Reputation: 681
Help with regular expressions needed. I'm trying using regular expressions and preg_match_all
find blocks <character>...</character>
. Here is how my data looks like:
<character>
杜塞尔多夫
杜塞爾多夫
<div class="hp">dùsàiěrduōfū<div class="hp">dkfjdkfj</div></div>
<div class="tr"><span class="green"><i>г.</i></span> Duesseldorf (<i>Deutschland</i>)</div>
<div class="tr"></div>
</character>
<character>
我, 是谁
<div class="hp">текст</div>
<div class="tr">some text in different languages</div>
</character>
I tried \<character\>.*\<\/character>
but unfortunately it didn't work.

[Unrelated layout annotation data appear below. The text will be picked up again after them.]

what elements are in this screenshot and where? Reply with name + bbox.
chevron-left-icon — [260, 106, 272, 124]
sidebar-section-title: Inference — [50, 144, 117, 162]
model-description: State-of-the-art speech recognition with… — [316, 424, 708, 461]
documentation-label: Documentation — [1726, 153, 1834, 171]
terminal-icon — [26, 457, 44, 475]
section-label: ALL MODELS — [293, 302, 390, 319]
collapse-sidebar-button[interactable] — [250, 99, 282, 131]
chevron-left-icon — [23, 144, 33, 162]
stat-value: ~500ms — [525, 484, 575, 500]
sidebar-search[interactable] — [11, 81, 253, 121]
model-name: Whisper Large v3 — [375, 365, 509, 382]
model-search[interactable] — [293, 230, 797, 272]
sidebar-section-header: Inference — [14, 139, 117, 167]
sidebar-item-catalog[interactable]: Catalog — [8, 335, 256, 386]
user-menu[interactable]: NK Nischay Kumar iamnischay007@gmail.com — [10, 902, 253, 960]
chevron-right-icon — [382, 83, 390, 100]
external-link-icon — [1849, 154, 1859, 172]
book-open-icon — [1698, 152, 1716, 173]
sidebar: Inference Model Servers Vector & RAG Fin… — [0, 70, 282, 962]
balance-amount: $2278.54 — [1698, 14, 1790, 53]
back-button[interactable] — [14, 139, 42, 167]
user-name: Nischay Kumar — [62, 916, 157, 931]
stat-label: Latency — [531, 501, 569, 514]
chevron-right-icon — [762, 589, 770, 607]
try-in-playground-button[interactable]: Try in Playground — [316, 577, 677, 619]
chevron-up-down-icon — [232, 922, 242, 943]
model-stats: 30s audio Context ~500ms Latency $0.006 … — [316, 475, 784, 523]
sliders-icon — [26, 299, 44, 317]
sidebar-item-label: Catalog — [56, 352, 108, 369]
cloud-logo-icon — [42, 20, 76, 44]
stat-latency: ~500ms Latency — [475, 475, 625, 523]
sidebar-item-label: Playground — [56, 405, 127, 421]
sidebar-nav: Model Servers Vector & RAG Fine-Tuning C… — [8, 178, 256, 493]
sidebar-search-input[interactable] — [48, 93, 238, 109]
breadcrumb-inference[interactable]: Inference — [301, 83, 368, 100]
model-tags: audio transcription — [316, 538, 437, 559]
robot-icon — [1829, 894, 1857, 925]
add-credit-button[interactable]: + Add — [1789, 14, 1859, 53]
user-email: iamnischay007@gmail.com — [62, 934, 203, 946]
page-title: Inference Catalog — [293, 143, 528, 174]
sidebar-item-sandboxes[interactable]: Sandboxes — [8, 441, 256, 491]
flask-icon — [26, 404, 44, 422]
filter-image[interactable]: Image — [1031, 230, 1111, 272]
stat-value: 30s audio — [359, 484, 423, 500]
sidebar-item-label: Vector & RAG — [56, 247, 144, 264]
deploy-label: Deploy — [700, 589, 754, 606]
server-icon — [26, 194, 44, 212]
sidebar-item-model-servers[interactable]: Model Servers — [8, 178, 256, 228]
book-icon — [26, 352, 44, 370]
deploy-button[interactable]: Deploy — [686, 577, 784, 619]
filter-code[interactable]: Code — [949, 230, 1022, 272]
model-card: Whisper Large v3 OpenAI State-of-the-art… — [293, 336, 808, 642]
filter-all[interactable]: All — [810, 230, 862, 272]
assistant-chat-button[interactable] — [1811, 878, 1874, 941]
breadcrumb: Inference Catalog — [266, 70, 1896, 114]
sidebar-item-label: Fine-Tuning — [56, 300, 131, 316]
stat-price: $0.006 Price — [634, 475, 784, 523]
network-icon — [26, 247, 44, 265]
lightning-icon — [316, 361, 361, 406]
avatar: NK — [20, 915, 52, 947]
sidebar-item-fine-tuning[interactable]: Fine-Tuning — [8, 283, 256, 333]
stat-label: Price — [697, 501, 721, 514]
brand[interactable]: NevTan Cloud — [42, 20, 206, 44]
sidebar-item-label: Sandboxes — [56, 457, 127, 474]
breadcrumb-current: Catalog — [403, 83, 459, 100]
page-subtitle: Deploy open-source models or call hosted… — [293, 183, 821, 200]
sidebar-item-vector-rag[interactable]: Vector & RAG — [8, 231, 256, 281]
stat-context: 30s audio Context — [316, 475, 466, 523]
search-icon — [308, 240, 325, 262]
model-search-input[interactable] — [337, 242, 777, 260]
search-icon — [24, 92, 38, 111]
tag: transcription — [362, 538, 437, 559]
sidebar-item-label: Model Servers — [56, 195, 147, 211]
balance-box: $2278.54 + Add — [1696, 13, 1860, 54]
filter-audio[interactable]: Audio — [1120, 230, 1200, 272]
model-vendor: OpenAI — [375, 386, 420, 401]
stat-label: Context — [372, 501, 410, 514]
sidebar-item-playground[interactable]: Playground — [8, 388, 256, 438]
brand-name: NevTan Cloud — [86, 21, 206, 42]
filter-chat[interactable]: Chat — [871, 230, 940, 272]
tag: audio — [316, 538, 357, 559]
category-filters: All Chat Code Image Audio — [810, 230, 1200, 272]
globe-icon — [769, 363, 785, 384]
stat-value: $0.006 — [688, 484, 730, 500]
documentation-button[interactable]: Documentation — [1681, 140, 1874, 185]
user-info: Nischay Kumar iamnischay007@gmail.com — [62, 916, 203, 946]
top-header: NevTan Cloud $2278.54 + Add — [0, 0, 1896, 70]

Any suggestions?
Upvotes: 1
Views: 182
Reputation: 11444
Unless you're required at gunpoint to use regular expressions to do this, DOMDocument will be far more accurate.
<?php
$dom = new DOMDocument;
$dom->loadXML($data);
$character_nodes = $dom->getElementsByTagName('character');
// use $character_nodes...
?>
Upvotes: 5
Reputation: 12791
If using the preg
family of functions, your regular expression should be:
/\<character>(.*?)\<\/character>/s
The non-greedy operator ?
will prevent you from only getting one match starting from the first <character>
and ending at the last </character>
.The /s
flag will allow your dot to match line breaks.
Upvotes: 3
Reputation: 1563
Try
<character>(.*?)<\/character>
The question mark is an ungreedy qualifier, meaning it'll match a string as short as possible. Also < and > doesn't need escaping.
Upvotes: 2
Reputation: 23128
You may need to use the "/u" option to correctly process UTF8 text.
http://php.net/manual/en/reference.pcre.pattern.modifiers.php
Upvotes: 0